Trump has postured against similar evils, claiming that with his border wall and thousands of US and Mexican troops posted along the border, the deterrence created by making the trip even harder and more dangerous would result in less people attempting to do so. By putting extensive pressure on Mexico City, he also forced America’s southern neighbor to take a more aggressive anti-migrant policy on its own borders, especially its southern border with Guatemala, from which northbound caravans departed, often having already braved a journey across the borders from Honduras or El Salvador.

However, the border wall has not proven to be the impenetrable barrier that Trump said it would be, even along the areas where it has been constructed, and deaths have continued to rise. In 2021, at least 650 migrants died crossing the border - the most of any year for which the United Nations International Organization for Migration has kept records - and US law enforcement officials arrested 1.73 million people trying to cross the border. According to CBP, it is on track to arrest 2 million this year.

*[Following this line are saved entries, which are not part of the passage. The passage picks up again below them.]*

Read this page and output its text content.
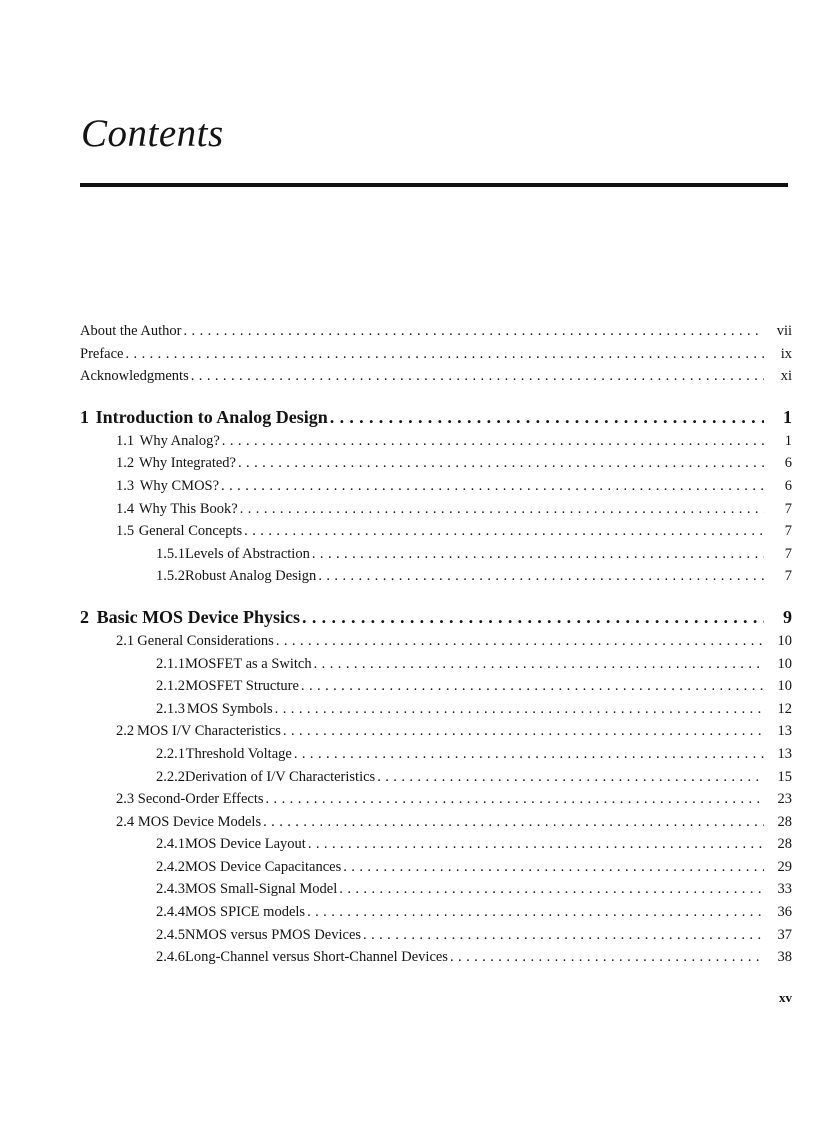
Contents
About the Author . . .	vii
Preface . . .	ix
Acknowledgments . . .	xi
1 Introduction to Analog Design . . .	1
1.1 Why Analog? . . .	1
1.2 Why Integrated? . . .	6
1.3 Why CMOS? . . .	6
1.4 Why This Book? . . .	7
1.5 General Concepts . . .	7
1.5.1 Levels of Abstraction . . .	7
1.5.2 Robust Analog Design . . .	7
2 Basic MOS Device Physics . . .	9
2.1 General Considerations . . .	10
2.1.1 MOSFET as a Switch . . .	10
2.1.2 MOSFET Structure . . .	10
2.1.3 MOS Symbols . . .	12
2.2 MOS I/V Characteristics . . .	13
2.2.1 Threshold Voltage . . .	13
2.2.2 Derivation of I/V Characteristics . . .	15
2.3 Second-Order Effects . . .	23
2.4 MOS Device Models . . .	28
2.4.1 MOS Device Layout . . .	28
2.4.2 MOS Device Capacitances . . .	29
2.4.3 MOS Small-Signal Model . . .	33
2.4.4 MOS SPICE models . . .	36
2.4.5 NMOS versus PMOS Devices . . .	37
2.4.6 Long-Channel versus Short-Channel Devices . . .	38
xv
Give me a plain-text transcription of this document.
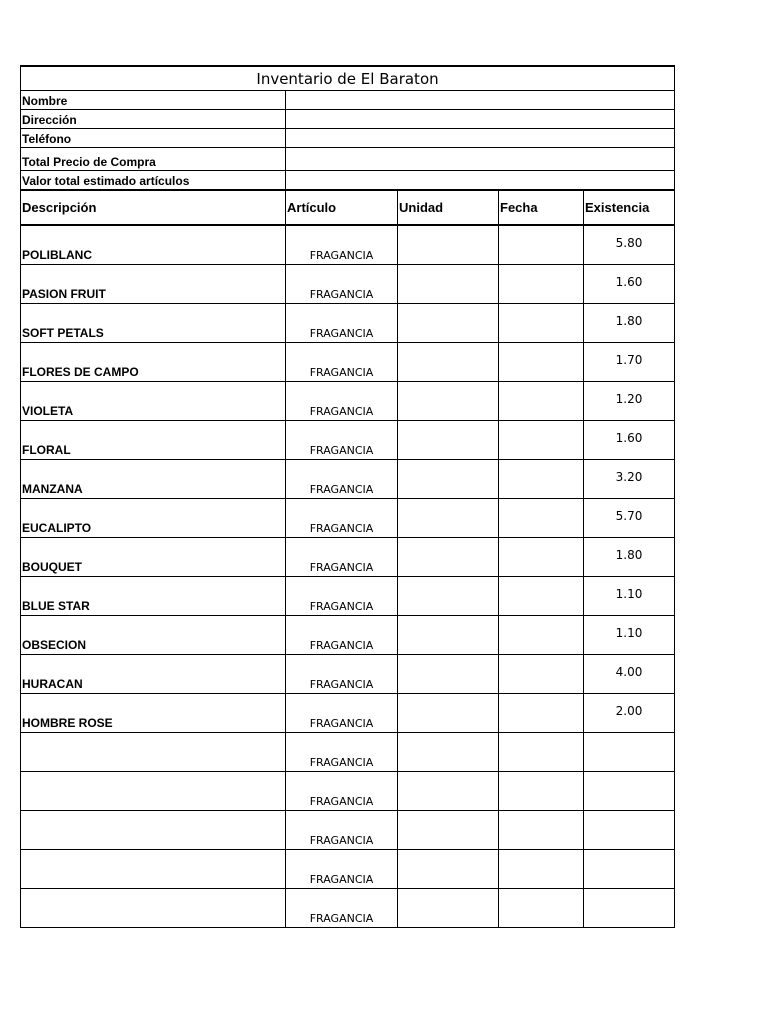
Inventario de El Baraton				
Nombre				
Dirección				
Teléfono				
Total Precio de Compra				
Valor total estimado artículos				
Descripción	Artículo	Unidad	Fecha	Existencia
POLIBLANC	FRAGANCIA			5.80
PASION FRUIT	FRAGANCIA			1.60
SOFT PETALS	FRAGANCIA			1.80
FLORES DE CAMPO	FRAGANCIA			1.70
VIOLETA	FRAGANCIA			1.20
FLORAL	FRAGANCIA			1.60
MANZANA	FRAGANCIA			3.20
EUCALIPTO	FRAGANCIA			5.70
BOUQUET	FRAGANCIA			1.80
BLUE STAR	FRAGANCIA			1.10
OBSECION	FRAGANCIA			1.10
HURACAN	FRAGANCIA			4.00
HOMBRE ROSE	FRAGANCIA			2.00
	FRAGANCIA			
	FRAGANCIA			
	FRAGANCIA			
	FRAGANCIA			
	FRAGANCIA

The offensive was also part of Trump’s nativist domestic politics, blaming immigrants for crime and drugs and casting them as a threat to the honest, God-fearing native-born Americans. It invigorated far-right militia groups, who rushed to “defend” the southern border, and has since converged with the Qanon conspiracy theory by casting Democrats as enabling the trafficking of children crossing the border - a key part of the Qanon ideology in which Trump is the key protagonist.

The Biden administration has looked more to use the carrot than the stick in addressing the problem, but despite Republicans’ pleadings, the focus remains the same: making it so difficult for migrants to travel that they won’t attempt to leave their countries. The three Central American states from which they most often come have all seen extensive US intervention in the 20th and 21st centuries, ensuring that popular left-wing governments that could challenge the power of American companies would never stand for long.

The governments that have been allowed to stand by Washington are pro-American and pro-neoliberalism, creating widespread poverty and violence and leading to the persecution of the country’s most vulnerable groups, including women, LGBTQ people, and indigenous people, all of whom form the bulk of the migrant caravans.